Future Health Frontiers Q&A First Aid & Emergency Health Poisoning & Accident First Aid

What is the difference between poisoning and accidental first aid

Asked by:Goldie

Asked on:Apr 08, 2026 03:42 AM

Answers:1 Views:441
  • Bliss Bliss

    Apr 08, 2026

    The most essential difference between the two is that the starting point of the judgment logic and the priority of the first intervention are completely different - ordinary accident first aid must first preserve vital signs and then deal with the primary injury, while poisoning first aid must first cut off the source of the poison and prevent the poison from being absorbed, and then carry out symptomatic treatment.

    I was particularly impressed by the fall-injury police at a construction site that I worked with before. A worker fell from a two-meter-high scaffolding and the steel bar pierced his forearm. The first thing he did when he arrived at the scene was to touch the carotid artery and measure blood oxygen to check for signs of intracranial and visceral bleeding. If there was open bleeding, Apply pressure first, and give oxygen to those with unstable breathing first. Only after these immediate life-threatening problems are stabilized can you dare to deal with problems such as fractures and trauma. This is the typical emergency first aid logic. Always focus on the bottom line of vital signs first, and other problems can be put in the back row.

    But the logic of poisoning first aid is completely reversed. Last month, I received a police report about carbon monoxide poisoning in an old-fashioned residential area. When I opened the door, the first thing I did was not rush to the person to try to breathe.

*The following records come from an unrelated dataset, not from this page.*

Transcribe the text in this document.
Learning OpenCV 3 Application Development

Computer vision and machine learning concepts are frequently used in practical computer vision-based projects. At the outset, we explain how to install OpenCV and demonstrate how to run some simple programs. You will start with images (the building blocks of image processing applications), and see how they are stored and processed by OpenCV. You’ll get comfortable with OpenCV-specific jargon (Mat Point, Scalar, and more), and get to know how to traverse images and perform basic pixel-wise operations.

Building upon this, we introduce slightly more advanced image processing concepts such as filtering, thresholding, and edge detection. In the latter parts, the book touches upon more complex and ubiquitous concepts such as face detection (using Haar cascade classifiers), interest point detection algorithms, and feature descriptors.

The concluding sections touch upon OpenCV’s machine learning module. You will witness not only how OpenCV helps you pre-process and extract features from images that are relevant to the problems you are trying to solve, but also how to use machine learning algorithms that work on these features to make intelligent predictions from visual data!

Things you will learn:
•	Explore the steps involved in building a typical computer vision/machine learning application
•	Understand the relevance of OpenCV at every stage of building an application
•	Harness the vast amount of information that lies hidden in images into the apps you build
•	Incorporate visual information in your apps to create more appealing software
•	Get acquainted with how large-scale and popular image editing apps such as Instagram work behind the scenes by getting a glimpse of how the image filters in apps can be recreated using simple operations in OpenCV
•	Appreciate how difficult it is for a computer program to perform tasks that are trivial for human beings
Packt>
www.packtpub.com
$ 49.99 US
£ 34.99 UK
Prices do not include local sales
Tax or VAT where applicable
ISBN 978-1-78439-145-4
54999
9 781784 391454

I opened the window wide to ventilate the person, and immediately carried the person to a place with fresh air in the corridor. Even if the person was already in a deep coma at the time, the source of the poison had to be cut off before any follow-up assessment. Think about it, if you perform chest compressions in a room full of carbon monoxide, not only will the rescuer be easily injured, but the patient will still inhale toxic gases, and the massage for a long time will be in vain.

    Oh, by the way, this priority is not completely uncontroversial in the industry. Especially when encountering severely poisoned patients who have suffered cardiac arrest, many first-line first responders feel that if they don't have the time to move the person for more than ten seconds, the heartbeat may not be able to recover at all, so it is better to perform compressions on the spot for half a minute. Stabilize the cycle and then transfer, but the mainstream guidelines still insist on cutting off the poison first and then rescuing. After all, as long as the poison continues to enter the human body, all life support operations will be half the result with twice the effort. At present, the practical operation rules in different regions are not completely unified. When encountering special situations, it still depends on on-site judgment.

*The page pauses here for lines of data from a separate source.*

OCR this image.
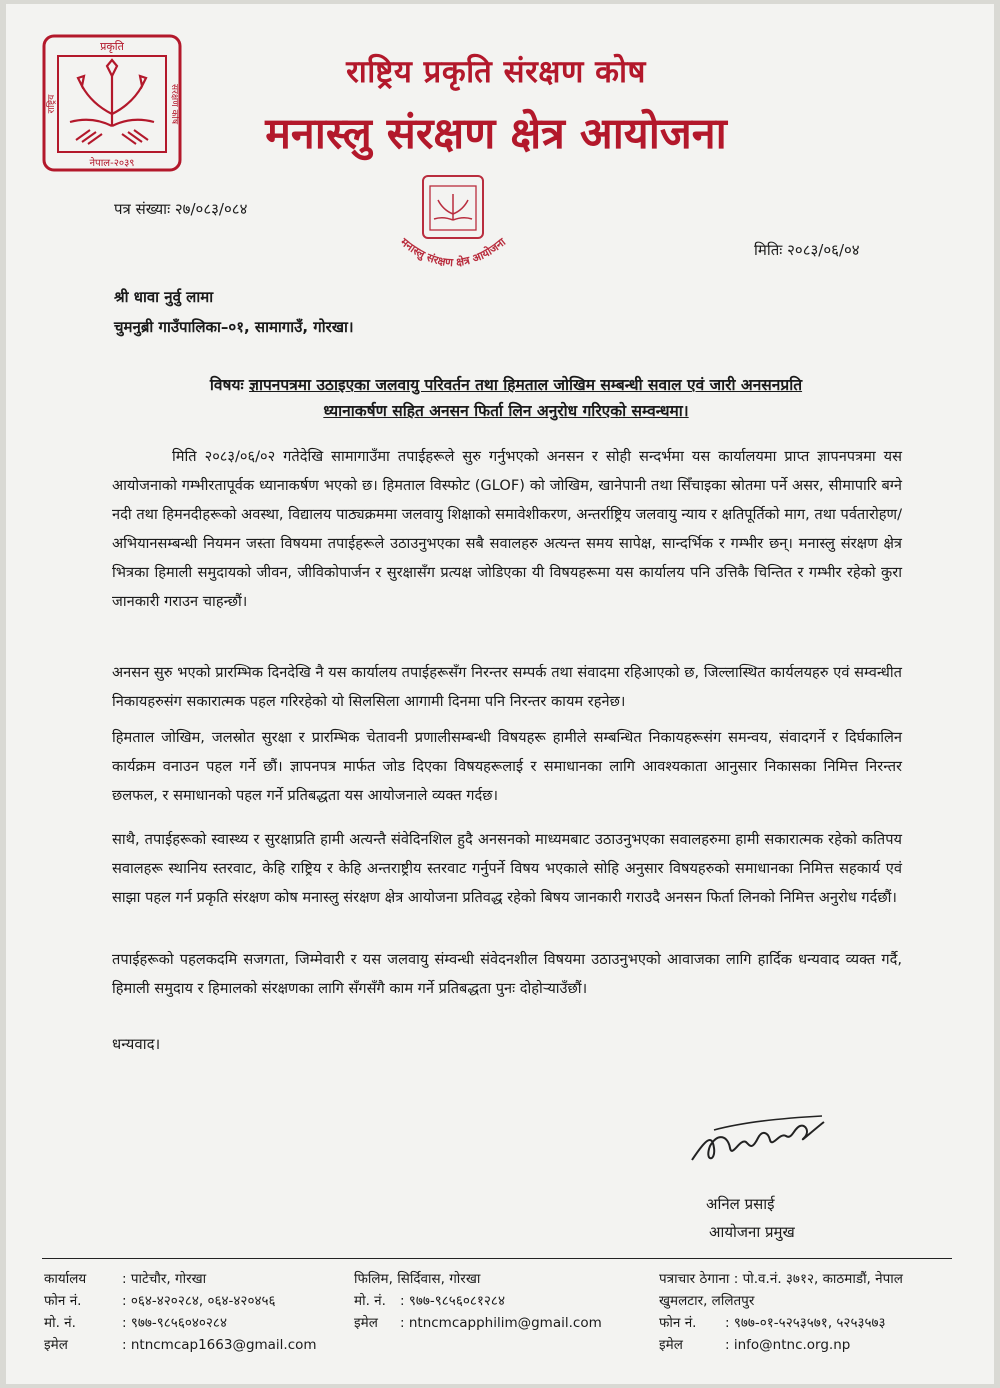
प्रकृति
नेपाल-२०३९
राष्ट्रिय	संरक्षण कोष
राष्ट्रिय प्रकृति संरक्षण कोष
मनास्लु संरक्षण क्षेत्र आयोजना
मनास्लु संरक्षण क्षेत्र आयोजना
पत्र संख्याः २७/०८३/०८४
मितिः २०८३/०६/०४
श्री धावा नुर्वु लामा
चुमनुब्री गाउँपालिका–०१, सामागाउँ, गोरखा।
विषयः ज्ञापनपत्रमा उठाइएका जलवायु परिवर्तन तथा हिमताल जोखिम सम्बन्धी सवाल एवं जारी अनसनप्रति
ध्यानाकर्षण सहित अनसन फिर्ता लिन अनुरोध गरिएको सम्वन्धमा।
मिति २०८३/०६/०२ गतेदेखि सामागाउँमा तपाईहरूले सुरु गर्नुभएको अनसन र सोही सन्दर्भमा यस कार्यालयमा प्राप्त ज्ञापनपत्रमा यस आयोजनाको गम्भीरतापूर्वक ध्यानाकर्षण भएको छ। हिमताल विस्फोट (GLOF) को जोखिम, खानेपानी तथा सिँचाइका स्रोतमा पर्ने असर, सीमापारि बग्ने नदी तथा हिमनदीहरूको अवस्था, विद्यालय पाठ्यक्रममा जलवायु शिक्षाको समावेशीकरण, अन्तर्राष्ट्रिय जलवायु न्याय र क्षतिपूर्तिको माग, तथा पर्वतारोहण/अभियानसम्बन्धी नियमन जस्ता विषयमा तपाईहरूले उठाउनुभएका सबै सवालहरु अत्यन्त समय सापेक्ष, सान्दर्भिक र गम्भीर छन्। मनास्लु संरक्षण क्षेत्र भित्रका हिमाली समुदायको जीवन, जीविकोपार्जन र सुरक्षासँग प्रत्यक्ष जोडिएका यी विषयहरूमा यस कार्यालय पनि उत्तिकै चिन्तित र गम्भीर रहेको कुरा जानकारी गराउन चाहन्छौं।
अनसन सुरु भएको प्रारम्भिक दिनदेखि नै यस कार्यालय तपाईहरूसँग निरन्तर सम्पर्क तथा संवादमा रहिआएको छ, जिल्लास्थित कार्यलयहरु एवं सम्वन्धीत निकायहरुसंग सकारात्मक पहल गरिरहेको यो सिलसिला आगामी दिनमा पनि निरन्तर कायम रहनेछ।
हिमताल जोखिम, जलस्रोत सुरक्षा र प्रारम्भिक चेतावनी प्रणालीसम्बन्धी विषयहरू हामीले सम्बन्धित निकायहरूसंग समन्वय, संवादगर्ने र दिर्घकालिन कार्यक्रम वनाउन पहल गर्ने छौं। ज्ञापनपत्र मार्फत जोड दिएका विषयहरूलाई र समाधानका लागि आवश्यकाता आनुसार निकासका निमित्त निरन्तर छलफल, र समाधानको पहल गर्ने प्रतिबद्धता यस आयोजनाले व्यक्त गर्दछ।
साथै, तपाईहरूको स्वास्थ्य र सुरक्षाप्रति हामी अत्यन्तै संवेदिनशिल हुदै अनसनको माध्यमबाट उठाउनुभएका सवालहरुमा हामी सकारात्मक रहेको कतिपय सवालहरू स्थानिय स्तरवाट, केहि राष्ट्रिय र केहि अन्तराष्ट्रीय स्तरवाट गर्नुपर्ने विषय भएकाले सोहि अनुसार विषयहरुको समाधानका निमित्त सहकार्य एवं साझा पहल गर्न प्रकृति संरक्षण कोष मनास्लु संरक्षण क्षेत्र आयोजना प्रतिवद्ध रहेको बिषय जानकारी गराउदै अनसन फिर्ता लिनको निमित्त अनुरोध गर्दछौं।
तपाईहरूको पहलकदमि सजगता, जिम्मेवारी र यस जलवायु संम्वन्धी संवेदनशील विषयमा उठाउनुभएको आवाजका लागि हार्दिक धन्यवाद व्यक्त गर्दै, हिमाली समुदाय र हिमालको संरक्षणका लागि सँगसँगै काम गर्ने प्रतिबद्धता पुनः दोहोऱ्याउँछौं।
धन्यवाद।
अनिल प्रसाई
आयोजना प्रमुख
कार्यालय	: पाटेचौर, गोरखा
फोन नं.	: ०६४-४२०२८४, ०६४-४२०४५६
मो. नं.	: ९७७-९८५६०४०२८४
इमेल	: ntncmcap1663@gmail.com
फिलिम, सिर्दिवास, गोरखा
मो. नं. : ९७७-९८५६०८१२८४
इमेल : ntncmcapphilim@gmail.com
पत्राचार ठेगाना : पो.व.नं. ३७१२, काठमाडौं, नेपाल
खुमलटार, ललितपुर
फोन नं. : ९७७-०१-५२५३५७१, ५२५३५७३
इमेल	: info@ntnc.org.np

    To put it bluntly, it is easy to understand. Accidental first aid is like a water pipe bursting at home. You must first plug the hole with the most leakage to prevent the whole house from being soaked, and then slowly repair other small cracks. First aid for poisoning is like a thief in the house. You must first drive the thief out and lock the door, and then slowly clean up the messed up things. Otherwise, you will be cleaning up and moving at the same time, and nothing will be left in the end.

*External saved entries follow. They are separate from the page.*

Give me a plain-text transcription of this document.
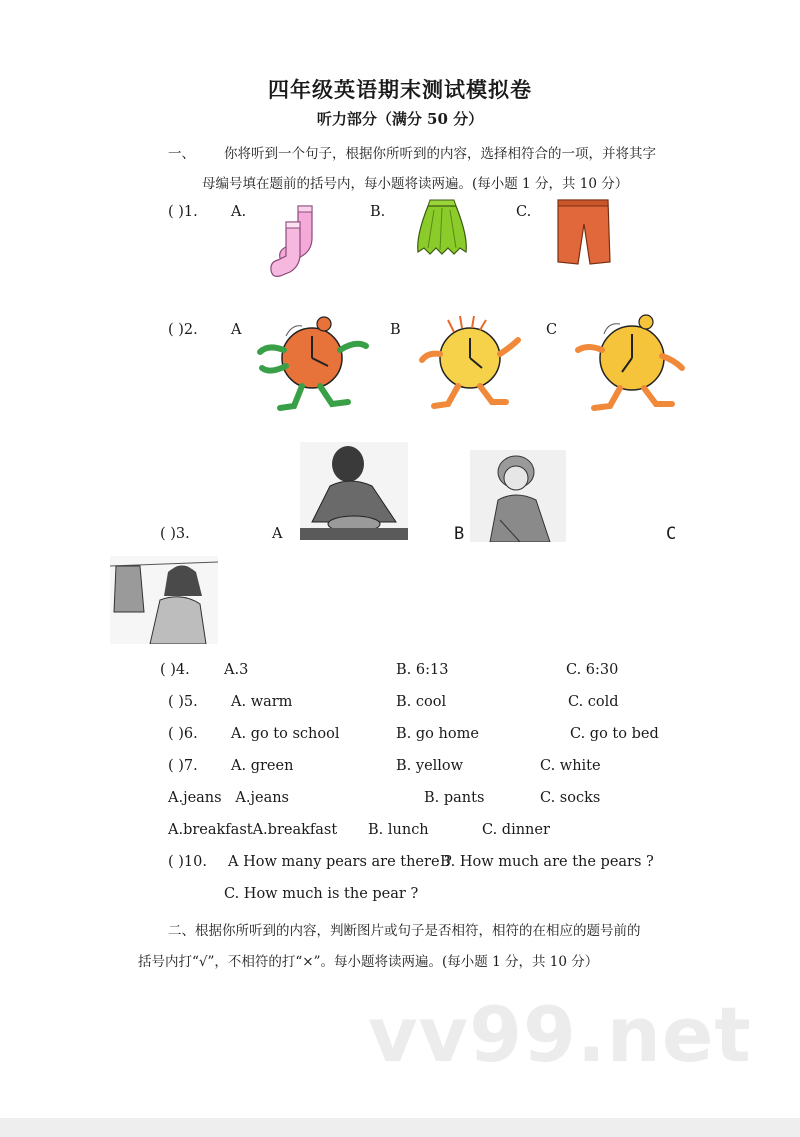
四年级英语期末测试模拟卷
听力部分（满分 50 分）
一、 你将听到一个句子，根据你所听到的内容，选择相符合的一项，并将其字
母编号填在题前的括号内，每小题将读两遍。(每小题 1 分，共 10 分）
( )1. A.	B.	C.
( )2. A	B	C
( )3.	A	B	C
( )4. A.3	B. 6:13	C. 6:30
( )5. A. warm	B. cool	C. cold
( )6. A. go to school	B. go home	C. go to bed
( )7. A. green	B. yellow	C. white
A.jeans   A.jeans	B. pants	C. socks
A.breakfastA.breakfast B. lunch	C. dinner
( )10. A How many pears are there ?
B. How much are the pears ?
C. How much is the pear ?
二、根据你所听到的内容，判断图片或句子是否相符，相符的在相应的题号前的
括号内打“√”，不相符的打“×”。每小题将读两遍。(每小题 1 分，共 10 分）
vv99.net
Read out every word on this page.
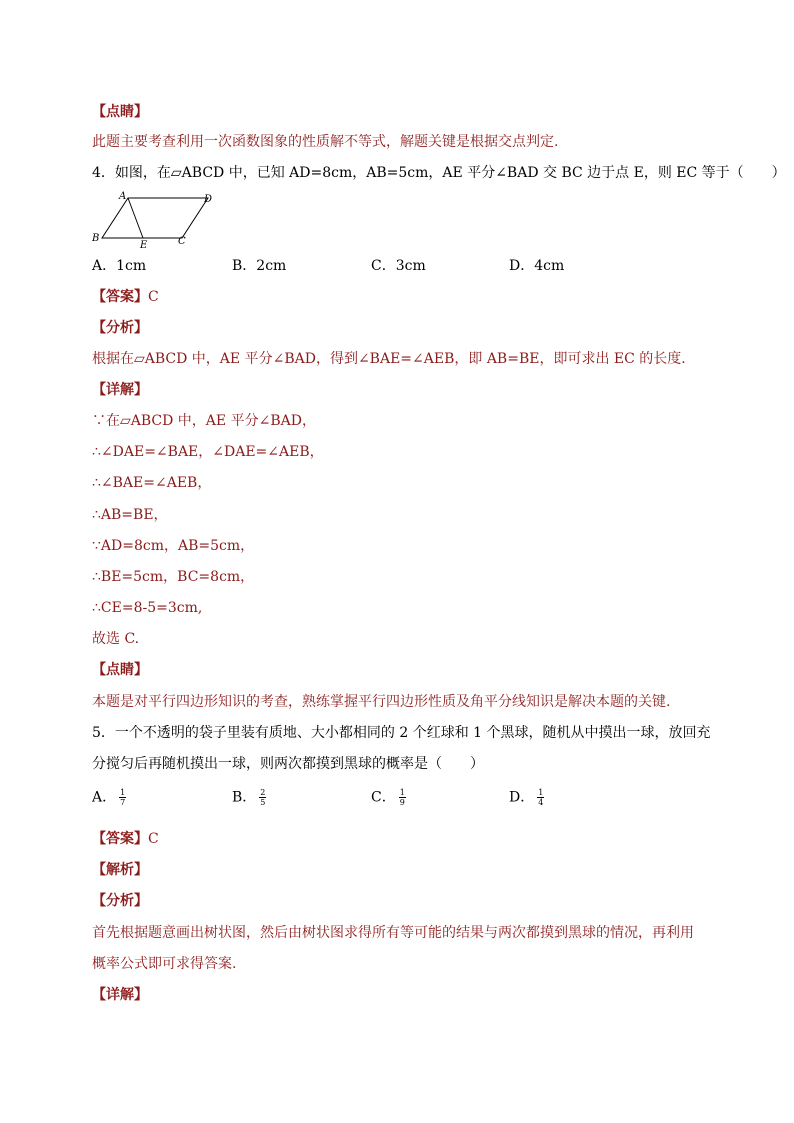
【点睛】
此题主要考查利用一次函数图象的性质解不等式，解题关键是根据交点判定.
4．如图，在▱ABCD 中，已知 AD=8cm，AB=5cm，AE 平分∠BAD 交 BC 边于点 E，则 EC 等于（　　）
A	D
B
E	C
A．1cm	B．2cm	C．3cm	D．4cm
【答案】C
【分析】
根据在▱ABCD 中，AE 平分∠BAD，得到∠BAE=∠AEB，即 AB=BE，即可求出 EC 的长度.
【详解】
∵在▱ABCD 中，AE 平分∠BAD，
∴∠DAE=∠BAE，∠DAE=∠AEB，
∴∠BAE=∠AEB，
∴AB=BE，
∵AD=8cm，AB=5cm，
∴BE=5cm，BC=8cm，
∴CE=8-5=3cm,
故选 C.
【点睛】
本题是对平行四边形知识的考查，熟练掌握平行四边形性质及角平分线知识是解决本题的关键.
5．一个不透明的袋子里装有质地、大小都相同的 2 个红球和 1 个黑球，随机从中摸出一球，放回充
分搅匀后再随机摸出一球，则两次都摸到黑球的概率是（　　）
A． $\frac{1}{7}$	B． $\frac{2}{5}$	C． $\frac{1}{9}$	D． $\frac{1}{4}$
【答案】C
【解析】
【分析】
首先根据题意画出树状图，然后由树状图求得所有等可能的结果与两次都摸到黑球的情况，再利用
概率公式即可求得答案.
【详解】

    We ordinary people don’t need to panic when something happens. If it is clear that it is poisoning, whether it is eaten by mistake, inhaled or stained on the skin, we should find a way to isolate the poison as soon as possible. If you eat something that can induce vomiting, induce vomiting. If it is contaminated, take off your clothes and rush. When calling 120, clearly explain the source of the poisoning, and bring the packaging and residue with you if you can. This is much more effective than calling people in a panic.